Different behavior of water in confined solutions of high and low solute concentrations
Journal article, 2013
Water-glycerol solutions confined in 21 angstrom pores of the silica matrix MCM-41 C10 have been studied using differential scanning calorimetry (DSC) and broadband dielectric spectroscopy (BDS). The results suggest a micro-phase separation caused by the confinement. Likely the water molecules coordinate to the hydroxyl surface groups of the pores, leaving most of the glycerol molecules in the centre of the pores. This makes the dynamics of glycerol almost concentration independent up to water concentrations of about 85 wt%. However, at higher water concentrations no substantial clustering of glycerol molecules should occur and the glass transition related dynamics exhibit an anomalous behaviour. Instead of a common plasticization effect of water, as for the corresponding bulk solutions (when no ice is formed), it is evident that water acts as an anti-plasticizer in the confinement at high water concentrations.

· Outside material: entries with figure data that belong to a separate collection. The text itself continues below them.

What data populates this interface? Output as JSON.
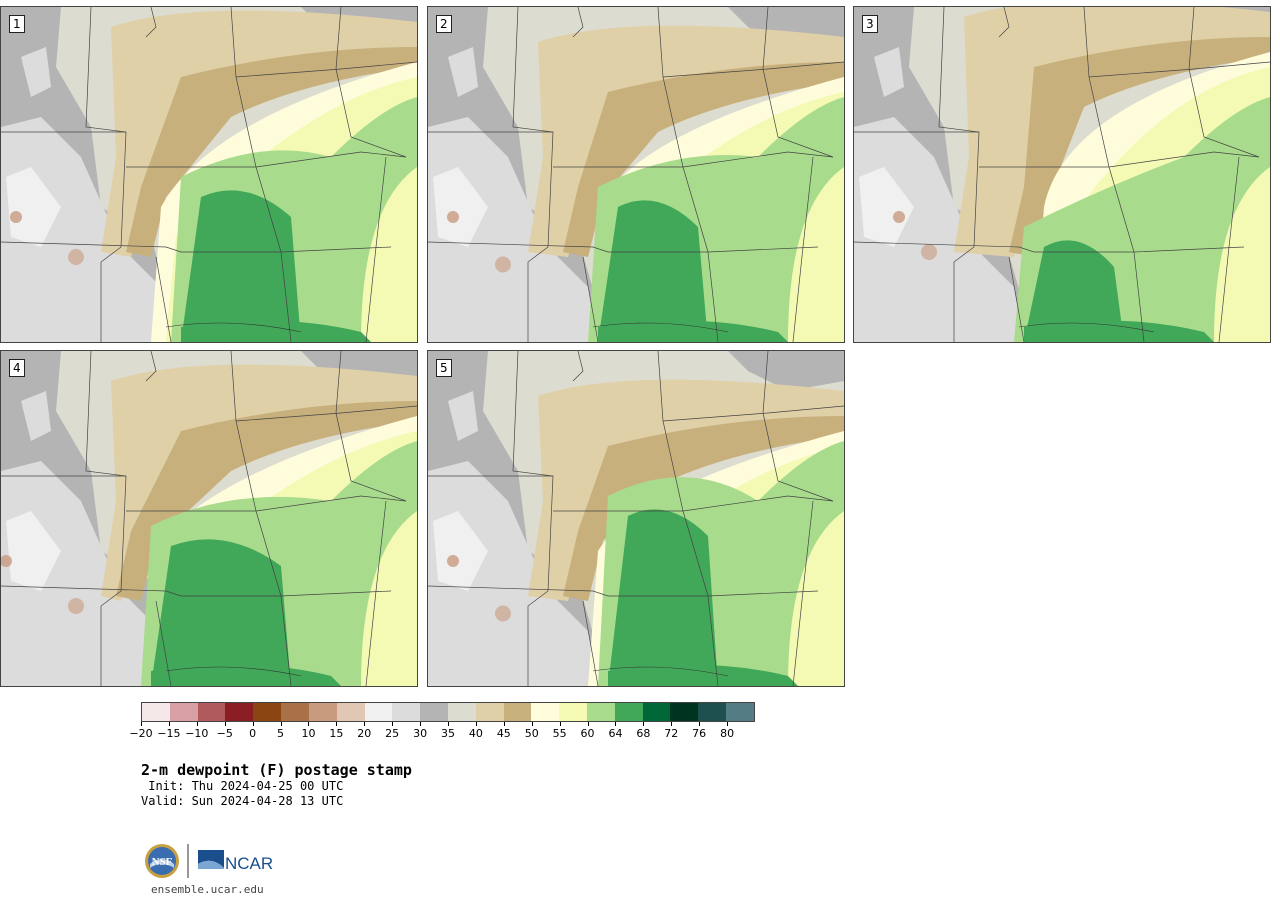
{
  "panels": [
    {
      "label": "1"
    },
    {
      "label": "2"
    },
    {
      "label": "3"
    },
    {
      "label": "4"
    },
    {
      "label": "5"
    }
  ],
  "colorbar": {
    "colors": [
      "#f4e8e8",
      "#d8a0a4",
      "#b05a5e",
      "#8a1e24",
      "#8b4513",
      "#a87148",
      "#c89a7e",
      "#e0c8b4",
      "#f0f0f0",
      "#dcdcdc",
      "#b4b4b4",
      "#dcdcd0",
      "#e0d0a8",
      "#c8b07c",
      "#fffcdc",
      "#f4fab4",
      "#a8dc8c",
      "#40a858",
      "#006838",
      "#003420",
      "#1e5050",
      "#547c84"
    ],
    "tick_labels": [
      "−20",
      "−15",
      "−10",
      "−5",
      "0",
      "5",
      "10",
      "15",
      "20",
      "25",
      "30",
      "35",
      "40",
      "45",
      "50",
      "55",
      "60",
      "64",
      "68",
      "72",
      "76",
      "80"
    ]
  },
  "title": "2-m dewpoint (F) postage stamp",
  "init": " Init: Thu 2024-04-25 00 UTC",
  "valid": "Valid: Sun 2024-04-28 13 UTC",
  "site": "ensemble.ucar.edu",
  "logo": {
    "nsf": "NSF",
    "ncar": "NCAR"
  }
}
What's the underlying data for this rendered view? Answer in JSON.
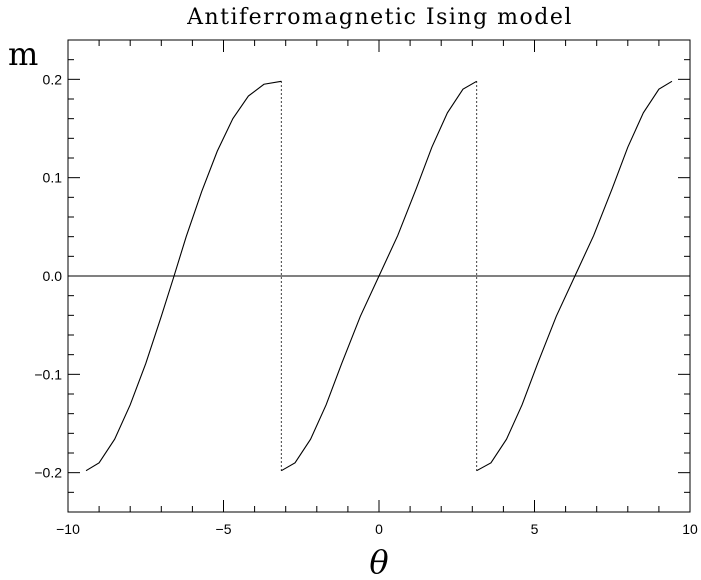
{
  "chart_data": {
    "type": "line",
    "title": "Antiferromagnetic Ising model",
    "xlabel": "θ",
    "ylabel": "m",
    "xlim": [
      -10,
      10
    ],
    "ylim": [
      -0.24,
      0.24
    ],
    "x_ticks": [
      -10,
      -5,
      0,
      5,
      10
    ],
    "x_tick_labels": [
      "−10",
      "−5",
      "0",
      "5",
      "10"
    ],
    "y_ticks": [
      -0.2,
      -0.1,
      0.0,
      0.1,
      0.2
    ],
    "y_tick_labels": [
      "−0.2",
      "−0.1",
      "0.0",
      "0.1",
      "0.2"
    ],
    "grid": false,
    "legend": "none",
    "series": [
      {
        "style": "solid",
        "segments": [
          [
            [
              -9.42,
              -0.198
            ],
            [
              -9.0,
              -0.19
            ],
            [
              -8.5,
              -0.166
            ],
            [
              -8.0,
              -0.131
            ],
            [
              -7.5,
              -0.089
            ],
            [
              -7.0,
              -0.041
            ],
            [
              -6.6,
              -0.001
            ],
            [
              -6.2,
              0.04
            ],
            [
              -5.7,
              0.086
            ],
            [
              -5.2,
              0.127
            ],
            [
              -4.7,
              0.16
            ],
            [
              -4.2,
              0.183
            ],
            [
              -3.7,
              0.195
            ],
            [
              -3.14,
              0.198
            ]
          ],
          [
            [
              -3.14,
              -0.198
            ],
            [
              -2.7,
              -0.19
            ],
            [
              -2.2,
              -0.166
            ],
            [
              -1.7,
              -0.131
            ],
            [
              -1.2,
              -0.089
            ],
            [
              -0.6,
              -0.041
            ],
            [
              0.0,
              0.0
            ],
            [
              0.6,
              0.041
            ],
            [
              1.2,
              0.089
            ],
            [
              1.7,
              0.131
            ],
            [
              2.2,
              0.166
            ],
            [
              2.7,
              0.19
            ],
            [
              3.14,
              0.198
            ]
          ],
          [
            [
              3.14,
              -0.198
            ],
            [
              3.6,
              -0.19
            ],
            [
              4.1,
              -0.166
            ],
            [
              4.6,
              -0.131
            ],
            [
              5.1,
              -0.089
            ],
            [
              5.7,
              -0.041
            ],
            [
              6.3,
              0.0
            ],
            [
              6.9,
              0.041
            ],
            [
              7.5,
              0.089
            ],
            [
              8.0,
              0.131
            ],
            [
              8.5,
              0.166
            ],
            [
              9.0,
              0.19
            ],
            [
              9.42,
              0.198
            ]
          ]
        ]
      },
      {
        "style": "dotted",
        "segments": [
          [
            [
              -3.14,
              -0.198
            ],
            [
              -3.14,
              0.198
            ]
          ],
          [
            [
              3.14,
              -0.198
            ],
            [
              3.14,
              0.198
            ]
          ]
        ]
      },
      {
        "style": "solid",
        "segments": [
          [
            [
              -10,
              0.0
            ],
            [
              10,
              0.0
            ]
          ]
        ]
      }
    ]
  }
}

We propose that the increased water concentration slows down the glass transition related dynamics in the deeply supercooled regime due to that a rigid hydrogen bonded network structure of water molecules is formed at low temperatures and low glycerol concentrations. This is in contrast to the situation in a homogenously mixed bulk solution of a high solute concentration where the water molecules will be less hydrogen bonded, and therefore are typically more mobile than the surrounding solute molecules. An almost complete hydrogen bonded network of water molecules may, even in confinements, be sufficiently rigid to slow down the relaxation of embedded solute molecules. It can also be expressed the other way around, i.e. small amounts of glycerol act as a plasticizer for water, due to its breaking up of the nearly tetrahedral network structure. From the here observed concentration dependent behaviour of the deeply supercooled bulk and confined solutions it seems, furthermore, evident that the T-g value of bulk water cannot be estimated from extrapolations of aqueous solutions.